Paddy Power and Betfair fined by the Commission for marketing breach

United Kingdom

On 25 May 2023, the Gambling Commission of Great Britain announced that it had sanctioned PPB Counterparty Services (trading as Paddy Power and Betfair) for sending promotional push notifications to the devices of self-excluded customers. PPB has been fined £490,000 for the breach of its gambling licence.

On 26 November 2021, PPB notified the Commission that, on 21 November 2021, it had accidentally sent a push notification to certain devices that were linked to gambling accounts held by individuals who had used tools to self-exclude from gambling activities on the basis that they felt they had trouble controlling their gambling. The notification sent by PPB included an offer for placing bets on an upcoming football match. No complaints were received by either the Commission or PPB from customers who had received the message.

The Commission investigated the error and found that, as a result of sending the offer, PPB had failed to comply with paragraphs 2 and 3 of Social Responsibility Code Provision (SRCP) 3.5.3, and had therefore committed a breach of their gambling licence. SRCP 3.5.3 requires licensees to take all reasonable steps to prevent any marketing material being sent to a self-excluded customer and to take steps to remove the name and details of a self-excluded individual from any marketing databases within two days of receiving the self-exclusion notification.

As a result of the breach, the Commission imposed a financial penalty on PPB. However, this penalty was appealed by PPB to the First-Tier Tribunal. It is not clear on what grounds the appeal was made, but it may well have been because PPB regarded the proposed fine as excessive. In order to resolve the issue, the Commission and PPB agreed that they would end the appeal in exchange for PPB accepting a fine of £490,000. In addition, PPB agreed to obtain, at its own expense, an audit of its marketing processes by a third party.
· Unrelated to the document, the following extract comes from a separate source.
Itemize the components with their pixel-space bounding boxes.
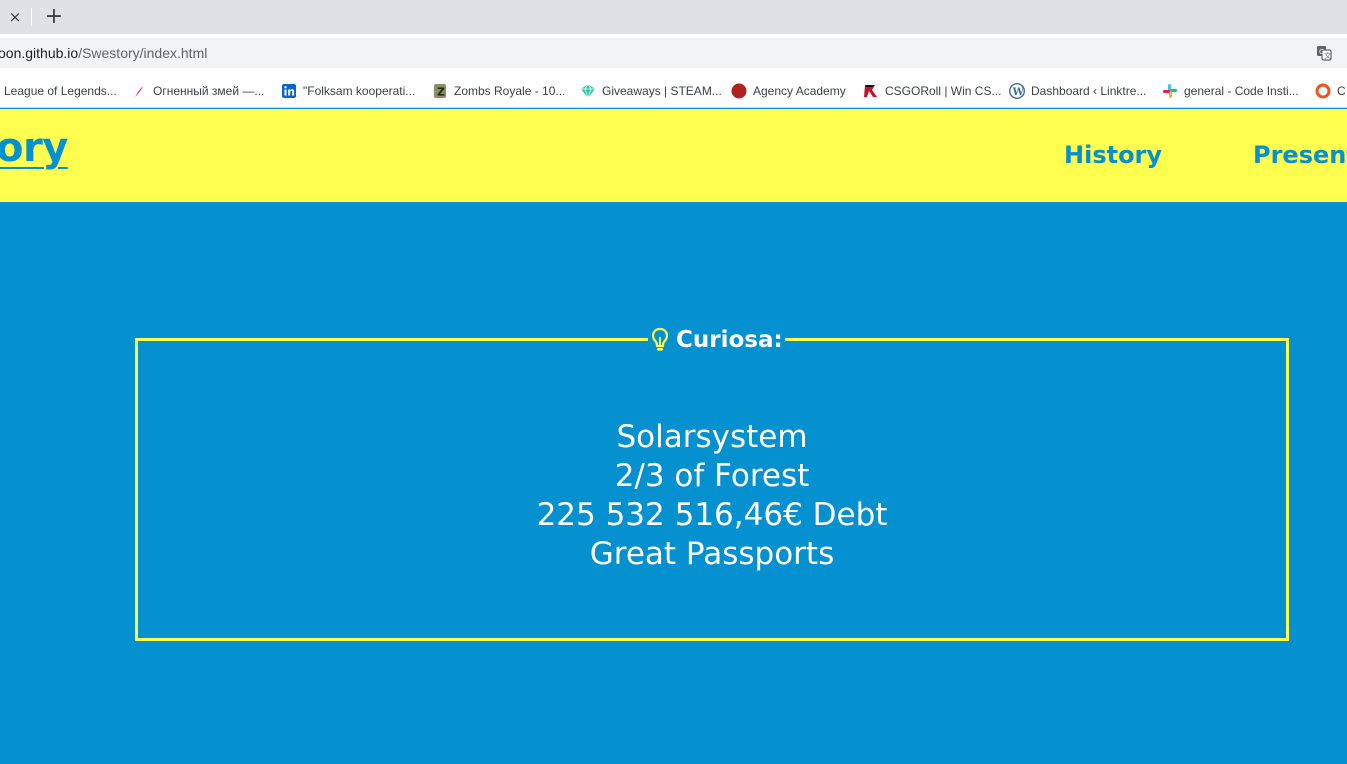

Operators should take extra care to maintain and monitor their marketing lists to ensure that vulnerable customers who have made clear they do not want to gamble any more do not receive promotions or other communications. In this case, there was no suggestion that PPB had intentionally sent the marketing communications to self-excluded customers – rather the message was sent due to human error. Therefore, focusing on the processes and procedures in place for dealing with self-exclusions will help other operators avoid committing a similar breach of their licence.